En fait, les petits opérateurs privés se sont retrouvés avec des monopoles dans différentes parties du pays et les consommateurs ne peuvent rien y faire. Il est donc inquiétant que le gouvernement envisage maintenant de conclure quelque 1 200 contrats différents pour payer le haut débit compatible Gigabit dans les seules zones rurales. Et ce n’est pas un point idéologique – c’est vraiment important. Depuis sa privatisation en 1984, BT a versé plus de 54 milliards de livres de dividendes aux valeurs actuelles. Cela aurait pu payer deux fois plus pour le Royaume-Uni un réseau large bande à fibre complète. Ou oui, cela aurait pu aider à couvrir les coûts du haut débit gratuit – il suffit de penser à tous les cyber-jobs que nous aurions alors.

Si le rapport du NAO porte sur le haut débit, les problèmes qu’il a mis en évidence seront bien connus de tous ceux qui ont examiné la privatisation, la libéralisation et la réglementation de ce qui était autrefois des services publics au cours des dernières décennies.
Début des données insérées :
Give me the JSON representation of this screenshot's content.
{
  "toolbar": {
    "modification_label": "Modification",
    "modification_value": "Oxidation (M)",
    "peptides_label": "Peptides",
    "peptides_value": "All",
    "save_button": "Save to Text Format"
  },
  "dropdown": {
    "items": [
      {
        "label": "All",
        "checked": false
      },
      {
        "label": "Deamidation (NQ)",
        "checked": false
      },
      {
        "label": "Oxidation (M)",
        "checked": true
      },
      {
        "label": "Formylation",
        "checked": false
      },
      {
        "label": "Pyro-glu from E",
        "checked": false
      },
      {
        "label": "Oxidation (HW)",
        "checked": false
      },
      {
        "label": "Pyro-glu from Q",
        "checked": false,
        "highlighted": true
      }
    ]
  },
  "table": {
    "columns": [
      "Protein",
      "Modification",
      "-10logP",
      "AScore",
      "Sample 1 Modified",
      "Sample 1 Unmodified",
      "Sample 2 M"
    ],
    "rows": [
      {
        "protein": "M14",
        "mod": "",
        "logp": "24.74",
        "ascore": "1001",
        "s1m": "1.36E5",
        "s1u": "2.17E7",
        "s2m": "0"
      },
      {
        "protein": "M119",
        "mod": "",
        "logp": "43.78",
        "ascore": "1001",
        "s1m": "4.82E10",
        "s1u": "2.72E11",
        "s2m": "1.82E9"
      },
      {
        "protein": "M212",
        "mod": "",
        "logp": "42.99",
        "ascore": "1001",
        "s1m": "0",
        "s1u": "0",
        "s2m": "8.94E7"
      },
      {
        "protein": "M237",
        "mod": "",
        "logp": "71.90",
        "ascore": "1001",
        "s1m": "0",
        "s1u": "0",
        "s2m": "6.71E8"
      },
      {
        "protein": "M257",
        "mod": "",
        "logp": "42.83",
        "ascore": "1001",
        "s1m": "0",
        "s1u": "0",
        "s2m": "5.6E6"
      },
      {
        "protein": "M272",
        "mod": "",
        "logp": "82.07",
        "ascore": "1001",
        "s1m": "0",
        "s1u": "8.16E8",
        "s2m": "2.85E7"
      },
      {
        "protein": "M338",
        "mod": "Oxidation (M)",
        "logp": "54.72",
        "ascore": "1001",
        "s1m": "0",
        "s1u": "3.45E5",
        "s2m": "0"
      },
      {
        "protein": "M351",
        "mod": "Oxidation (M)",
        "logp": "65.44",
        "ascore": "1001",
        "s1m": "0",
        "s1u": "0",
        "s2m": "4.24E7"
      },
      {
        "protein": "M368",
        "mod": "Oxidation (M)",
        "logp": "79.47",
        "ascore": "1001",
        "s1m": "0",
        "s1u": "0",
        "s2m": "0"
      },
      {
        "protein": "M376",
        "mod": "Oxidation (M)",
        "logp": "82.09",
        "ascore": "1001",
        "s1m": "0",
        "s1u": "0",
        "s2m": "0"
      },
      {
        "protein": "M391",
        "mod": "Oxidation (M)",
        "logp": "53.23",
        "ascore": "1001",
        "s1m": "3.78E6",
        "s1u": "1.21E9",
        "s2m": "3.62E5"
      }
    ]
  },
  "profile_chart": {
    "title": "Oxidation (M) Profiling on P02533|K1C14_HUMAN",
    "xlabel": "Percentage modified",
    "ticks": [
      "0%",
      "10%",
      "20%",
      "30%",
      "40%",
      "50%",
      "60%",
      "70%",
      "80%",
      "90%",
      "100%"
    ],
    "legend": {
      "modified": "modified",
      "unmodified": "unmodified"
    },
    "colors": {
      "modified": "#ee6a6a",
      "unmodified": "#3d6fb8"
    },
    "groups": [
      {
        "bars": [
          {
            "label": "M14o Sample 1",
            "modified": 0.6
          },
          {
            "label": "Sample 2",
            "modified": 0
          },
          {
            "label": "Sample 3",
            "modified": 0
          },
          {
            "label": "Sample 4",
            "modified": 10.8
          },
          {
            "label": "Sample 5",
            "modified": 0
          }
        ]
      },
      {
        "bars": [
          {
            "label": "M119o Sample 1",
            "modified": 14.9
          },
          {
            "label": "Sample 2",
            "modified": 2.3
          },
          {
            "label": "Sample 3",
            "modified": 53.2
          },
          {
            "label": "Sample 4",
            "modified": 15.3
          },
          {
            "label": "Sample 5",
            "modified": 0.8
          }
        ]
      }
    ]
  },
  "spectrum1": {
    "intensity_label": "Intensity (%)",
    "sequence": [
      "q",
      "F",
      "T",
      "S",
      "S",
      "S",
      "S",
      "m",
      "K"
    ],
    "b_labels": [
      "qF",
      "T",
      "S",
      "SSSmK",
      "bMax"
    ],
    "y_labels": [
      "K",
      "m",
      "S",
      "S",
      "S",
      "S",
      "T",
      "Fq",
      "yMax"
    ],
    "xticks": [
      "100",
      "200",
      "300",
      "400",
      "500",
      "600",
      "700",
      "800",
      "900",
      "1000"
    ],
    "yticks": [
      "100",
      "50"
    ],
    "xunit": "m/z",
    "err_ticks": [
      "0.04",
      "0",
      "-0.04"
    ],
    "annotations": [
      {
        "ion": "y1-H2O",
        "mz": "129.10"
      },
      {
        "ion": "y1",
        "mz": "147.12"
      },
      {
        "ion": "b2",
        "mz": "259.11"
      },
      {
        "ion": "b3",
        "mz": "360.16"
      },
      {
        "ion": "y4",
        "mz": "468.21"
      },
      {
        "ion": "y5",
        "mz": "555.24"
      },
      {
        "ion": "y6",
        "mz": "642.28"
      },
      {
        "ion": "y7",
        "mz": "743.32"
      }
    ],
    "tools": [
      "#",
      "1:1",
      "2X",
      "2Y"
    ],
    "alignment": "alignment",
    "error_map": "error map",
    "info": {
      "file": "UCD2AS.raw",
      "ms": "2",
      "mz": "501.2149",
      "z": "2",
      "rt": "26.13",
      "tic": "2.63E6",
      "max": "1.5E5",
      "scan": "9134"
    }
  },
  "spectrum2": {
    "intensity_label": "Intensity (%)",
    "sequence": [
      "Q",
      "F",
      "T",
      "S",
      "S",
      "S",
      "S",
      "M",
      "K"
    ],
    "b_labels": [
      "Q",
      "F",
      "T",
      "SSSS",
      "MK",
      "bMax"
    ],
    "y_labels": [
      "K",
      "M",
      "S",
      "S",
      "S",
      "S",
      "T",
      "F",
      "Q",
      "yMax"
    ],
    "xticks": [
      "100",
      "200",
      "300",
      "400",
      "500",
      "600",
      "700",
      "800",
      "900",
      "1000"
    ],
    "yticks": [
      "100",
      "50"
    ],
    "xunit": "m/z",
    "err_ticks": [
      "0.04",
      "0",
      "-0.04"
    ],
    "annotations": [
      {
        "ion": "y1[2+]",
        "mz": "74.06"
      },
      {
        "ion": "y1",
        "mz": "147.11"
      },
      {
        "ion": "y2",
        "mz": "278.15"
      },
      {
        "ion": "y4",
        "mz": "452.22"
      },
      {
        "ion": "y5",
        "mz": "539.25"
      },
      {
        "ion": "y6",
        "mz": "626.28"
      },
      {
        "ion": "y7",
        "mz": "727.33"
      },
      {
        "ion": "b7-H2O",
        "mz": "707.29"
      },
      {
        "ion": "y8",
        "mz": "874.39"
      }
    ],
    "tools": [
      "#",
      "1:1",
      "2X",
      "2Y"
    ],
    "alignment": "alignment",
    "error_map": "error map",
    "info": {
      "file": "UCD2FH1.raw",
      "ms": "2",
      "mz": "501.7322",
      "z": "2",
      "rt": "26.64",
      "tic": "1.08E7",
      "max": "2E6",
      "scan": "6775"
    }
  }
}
La mise à niveau de nos infrastructures comme le haut débit est absolument cruciale pour l'avenir (du nivellement au changement climatique) et les questions de concurrence, de propriété et de contrôle – et ce qu'elles signifient pour nos fractures numériques financières et géographiques – sont celles que nous devrions tous nous poser. Il est décourageant que des parties de la gauche aient apparemment écarté tous ces problèmes avec une analyse qui commence et se termine par «les bus, pas le haut débit». Mais ce sont les conservateurs qui sont au pouvoir et les questions difficiles du rapport d’aujourd’hui sont pour le gouvernement.

La dernière pensée ici devrait être là où nous avons commencé; les emplois et les travailleurs de l'industrie sont presque universellement négligés dans ces débats. Ayant maintenu le pays connecté en tant que travailleurs essentiels au cours des six derniers mois, c'est incroyable que BT menace maintenant son personnel de licenciement obligatoire. Et les nouveaux fournisseurs privés encouragés par le gouvernement sapent leurs conditions générales en s'appuyant sur le personnel des agences et les sous-traitants plutôt que de créer des emplois technologiques pour l'avenir à long terme. Avec les 5 milliards de livres qu'il a engagés, le gouvernement doit utiliser son pouvoir d'achat pour promouvoir un bon travail dans l'ensemble du secteur et pour protéger les emplois existants menacés.

Au début de l'été, le TUC a également appelé le gouvernement à proposer un investissement supplémentaire de 3,5 milliards de livres sterling pour créer 40 000 postes supplémentaires dans le cadre d'une reprise verte. Il peut et doit encore le faire – pour vraiment monter de niveau dans tout le pays, pour créer et soutenir les cyberemplois dont il a besoin et pour s'assurer que l'objectif de 2025 a une chance d'être atteint. Comme le souligne le rapport de NAO, sur tous ces défis comme tant d’autres, si le pays a besoin que quiconque monte à vélo maintenant, c’est le gouvernement.